Monday 8 August 2011

Foreign Exchange Daily Market Update 08/08/11


The Pound gained against the Euro, but fell slightly against the US dollar in the foreign exchange market last week. The GBP/EUR rate moved up throughout the course of the week; from Monday’s open of 1.1426, reaching a high of 1.1568 late on Friday, to trade at 1.1518 at the close on Friday ; a good recovery from the week’s lowest point at 1.1364. The GBP/USD however fell throughout the week, from Monday’s open at 1.6441, down to 1.6356 by Friday, hitting a low of 1.6260. The main data events of the week from the UK saw PMI manufacturing and construction fall, from 51.4 to 49.1 and from 53.6 to 53.5 respectively. PMI services figures however, showed a slight improvement, with the level rising from 53.9 to 55.4. The Bank of England did meet during the week, but there was no change in either the base interest rate, or the asset purchase target; with the bank almost at an impasse in terms of policy. A rise in the base rate would be damaging to the housing market, and also economic growth, but any increase in asset purchasing could potentially stoke a rise in inflation.

The week ahead for the UK does contain plenty of high-level market data. Tuesday will see the release of July’s GDP estimate from the NIESR, and the market is not expecting any drastic jumps in growth; with any sort of positive figure set to be considered acceptable. There will also be figures released for industrial and manufacturing production on Tuesday, along with the latest view of the UK’s trade balance, with the market forecast for the negative trade deficit to decrease slightly, which could be positive for the Pound. Wednesday will see the release of nationwide consumer confidence figures, and also the Bank of England’s inflation report, with both events having the potential to move the currency exchange markets. With stock markets falling through the back end of last week, and riots across North London this weekend, consumer confidence may be affected, and could reflect negatively on the currency. A rise in inflation will not be welcome either, with the central bank almost having their hands ties in terms of policy.

The Euro fell across the week, amid news that Italy and Spain will require intervention from the ECB to try and raise extra capital through bond sales. The single currency fell against the US Dollar, the EUR/USD exchange rate dropping from Monday’s open of 1.4388 down to 1.4210 on Friday, with the week’s lowest point at 1.4054. The week’s economic events were not beneficial to the currency, with Euro-zone retail sales falling annually from 6.2% down to 5.9%, and the ECB keeping interest rates on hold. The accompanying press conference to the decision confirmed the stories that had been circulating in regards to the central bank purchasing securities to offset losses suffered in the markets, and this morning has seen that the ECB are focusing efforts on Spanish and Italian securities, with those two nations the most susceptible to default, along the same lines as Greece.

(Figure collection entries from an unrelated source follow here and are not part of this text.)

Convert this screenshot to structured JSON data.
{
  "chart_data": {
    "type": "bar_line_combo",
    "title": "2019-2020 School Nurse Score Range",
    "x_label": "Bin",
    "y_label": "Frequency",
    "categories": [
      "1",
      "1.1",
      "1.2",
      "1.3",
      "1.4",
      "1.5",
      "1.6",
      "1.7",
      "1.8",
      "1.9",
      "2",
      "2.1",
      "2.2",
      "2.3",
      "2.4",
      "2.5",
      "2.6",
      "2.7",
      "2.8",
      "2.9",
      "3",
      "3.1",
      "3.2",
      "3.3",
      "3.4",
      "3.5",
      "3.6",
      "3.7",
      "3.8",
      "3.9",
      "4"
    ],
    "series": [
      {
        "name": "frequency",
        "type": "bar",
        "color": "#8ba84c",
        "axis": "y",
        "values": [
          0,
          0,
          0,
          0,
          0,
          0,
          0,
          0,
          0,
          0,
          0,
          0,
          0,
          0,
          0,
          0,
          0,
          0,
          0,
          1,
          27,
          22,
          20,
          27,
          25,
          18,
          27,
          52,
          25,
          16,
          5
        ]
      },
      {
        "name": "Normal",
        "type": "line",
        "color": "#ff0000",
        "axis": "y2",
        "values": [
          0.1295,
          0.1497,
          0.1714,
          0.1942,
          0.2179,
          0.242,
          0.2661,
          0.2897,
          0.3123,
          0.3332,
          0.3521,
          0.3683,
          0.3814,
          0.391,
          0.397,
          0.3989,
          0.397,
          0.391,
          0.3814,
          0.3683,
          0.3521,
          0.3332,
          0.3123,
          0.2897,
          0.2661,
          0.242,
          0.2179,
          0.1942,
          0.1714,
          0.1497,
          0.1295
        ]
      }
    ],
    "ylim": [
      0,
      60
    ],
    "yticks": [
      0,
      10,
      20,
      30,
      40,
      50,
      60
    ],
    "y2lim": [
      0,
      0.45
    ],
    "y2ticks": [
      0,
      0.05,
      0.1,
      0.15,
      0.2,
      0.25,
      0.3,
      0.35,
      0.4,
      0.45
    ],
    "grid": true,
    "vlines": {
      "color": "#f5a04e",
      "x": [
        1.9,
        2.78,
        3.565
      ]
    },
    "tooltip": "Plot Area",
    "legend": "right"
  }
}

This week will see the European docket release some potentially market moving-data. Tuesday’s German trade balance figures could affect the currency, but with the nation renowned for its strong manufacturing industry, and high export levels it is more than likely we will see a positive result. Wednesday’s focus will turn to CPI (inflation) figures from Germany, with rate-hawks watching closely for any signs of increased price growth, which would give the green light for the ECB to implement another rate rise before the end of the year; which many analysts expect to happen. Thursday will see the release of the ECB’s monthly report for August, which will be closely watched for any shift in rhetoric, and the bank’s predictions for growth and inflation in the coming months. If there is any shift towards a rate hike before the turn of the year, expect to see the Euro appreciate despite the fact the ECB are actively involved in the bond markets to try and stabilise things.

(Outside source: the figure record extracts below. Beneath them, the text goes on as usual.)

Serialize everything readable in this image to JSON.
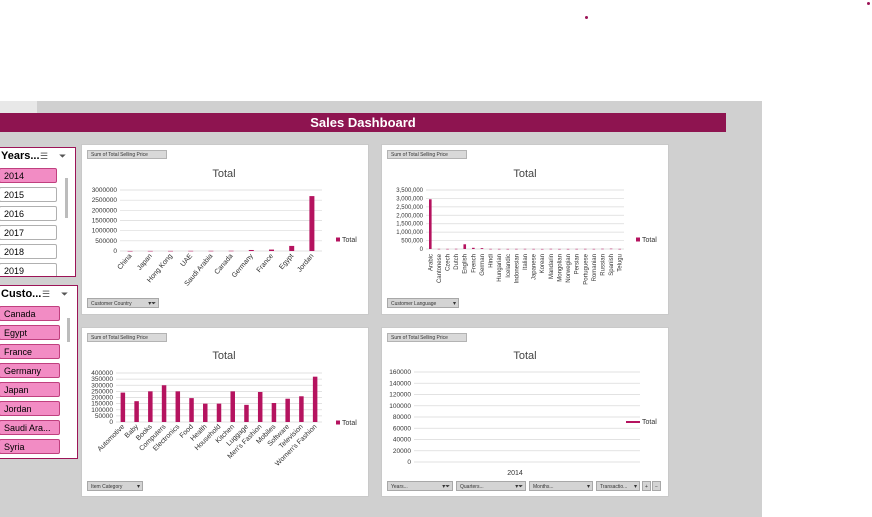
{
  "colors": {
    "brand": "#8e1450",
    "bar": "#b5135f",
    "slicer_selected": "#f28cc4"
  },
  "banner": {
    "title": "Sales Dashboard"
  },
  "slicers": {
    "years": {
      "title": "Years...",
      "items": [
        "2014",
        "2015",
        "2016",
        "2017",
        "2018",
        "2019"
      ],
      "selected": [
        "2014"
      ]
    },
    "customers": {
      "title": "Custo...",
      "items": [
        "Canada",
        "Egypt",
        "France",
        "Germany",
        "Japan",
        "Jordan",
        "Saudi Ara...",
        "Syria"
      ],
      "selected": [
        "Canada",
        "Egypt",
        "France",
        "Germany",
        "Japan",
        "Jordan",
        "Saudi Ara...",
        "Syria"
      ]
    }
  },
  "icons": {
    "multi_select": "multi-select-icon",
    "clear_filter": "clear-filter-icon"
  },
  "chart_data": [
    {
      "type": "bar",
      "field_button": "Sum of Total Selling Price",
      "title": "Total",
      "legend": [
        "Total"
      ],
      "axis_field": "Customer Country",
      "yticks": [
        "3000000",
        "2500000",
        "2000000",
        "1500000",
        "1000000",
        "500000",
        "0"
      ],
      "ylim": [
        0,
        3000000
      ],
      "categories": [
        "China",
        "Japan",
        "Hong Kong",
        "UAE",
        "Saudi Arabia",
        "Canada",
        "Germany",
        "France",
        "Egypt",
        "Jordan"
      ],
      "values": [
        3000,
        5000,
        6000,
        8000,
        9000,
        12000,
        50000,
        70000,
        250000,
        2700000
      ]
    },
    {
      "type": "bar",
      "field_button": "Sum of Total Selling Price",
      "title": "Total",
      "legend": [
        "Total"
      ],
      "axis_field": "Customer Language",
      "yticks": [
        "3,500,000",
        "3,000,000",
        "2,500,000",
        "2,000,000",
        "1,500,000",
        "1,000,000",
        "500,000",
        "0"
      ],
      "ylim": [
        0,
        3500000
      ],
      "categories": [
        "Arabic",
        "Cantonese",
        "Czech",
        "Dutch",
        "English",
        "French",
        "German",
        "Hindi",
        "Hungarian",
        "Icelandic",
        "Indonesian",
        "Italian",
        "Japanese",
        "Korean",
        "Mandarin",
        "Mongolian",
        "Norwegian",
        "Persian",
        "Portuguese",
        "Romanian",
        "Russian",
        "Spanish",
        "Telugu"
      ],
      "values": [
        2950000,
        10000,
        8000,
        12000,
        280000,
        70000,
        50000,
        9000,
        8000,
        7000,
        9000,
        10000,
        8000,
        6000,
        12000,
        6000,
        7000,
        9000,
        10000,
        8000,
        15000,
        20000,
        8000
      ]
    },
    {
      "type": "bar",
      "field_button": "Sum of Total Selling Price",
      "title": "Total",
      "legend": [
        "Total"
      ],
      "axis_field": "Item Category",
      "yticks": [
        "400000",
        "350000",
        "300000",
        "250000",
        "200000",
        "150000",
        "100000",
        "50000",
        "0"
      ],
      "ylim": [
        0,
        400000
      ],
      "categories": [
        "Automotive",
        "Baby",
        "Books",
        "Computers",
        "Electronics",
        "Food",
        "Health",
        "Household",
        "Kitchen",
        "Luggage",
        "Men's Fashion",
        "Mobiles",
        "Software",
        "Television",
        "Women's Fashion"
      ],
      "values": [
        240000,
        170000,
        250000,
        300000,
        250000,
        195000,
        150000,
        150000,
        250000,
        140000,
        245000,
        155000,
        190000,
        210000,
        370000
      ]
    },
    {
      "type": "line",
      "field_button": "Sum of Total Selling Price",
      "title": "Total",
      "legend": [
        "Total"
      ],
      "yticks": [
        "160000",
        "140000",
        "120000",
        "100000",
        "80000",
        "60000",
        "40000",
        "20000",
        "0"
      ],
      "ylim": [
        0,
        160000
      ],
      "categories": [
        "2014"
      ],
      "values": [
        0
      ],
      "filters": [
        "Years...",
        "Quarters...",
        "Months...",
        "Transactio..."
      ],
      "small_buttons": [
        "+",
        "−"
      ]
    }
  ]
}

The US Dollar clearly benefited from its safe-haven status last week, despite the last-minute rush to pass through a bill to prevent the nation defaulting. As European stock markets crashed, and the ECB had to intervene into buying securities, the US Dollar benefited, and started gaining across the board. Aside from congress passing the bill to raise the debt ceiling, it was mixed picture in terms of economic data, with ISM manufacturing for July falling, from 55.3 to 50.9, the ADP employment report showing a drop from the previous month’s level of 157,000 jobs added, down to 114,000. Friday finished on appositive note though, with non-farm payroll figures showing a sharp increase for the month, up to 117,000 from 46,000, and the overall US unemployment rate falling from 9.2% to 9.1%.

The week ahead is not data-heavy for the US, but has some very influential data. Following ratings agency Standard & poor’s cutting the US’s credit rating from AAA to AA+ over the weekend; the market will be watching to see how the nation responds. Tuesday will see the Federal Reserve’s interest rate decision meeting, and analyst’s will be hanging on to every word from Fed Chairman Ben Bernanke, for any indication into the current situation and future policy, with many market experts talking up the possibility of more quantitative easing at the start of next year. Wednesday will see the releases of the US’s monthly budget statement, with the week rounding off on Friday with Advance retail sales figures, and the University of Michigan confidence survey.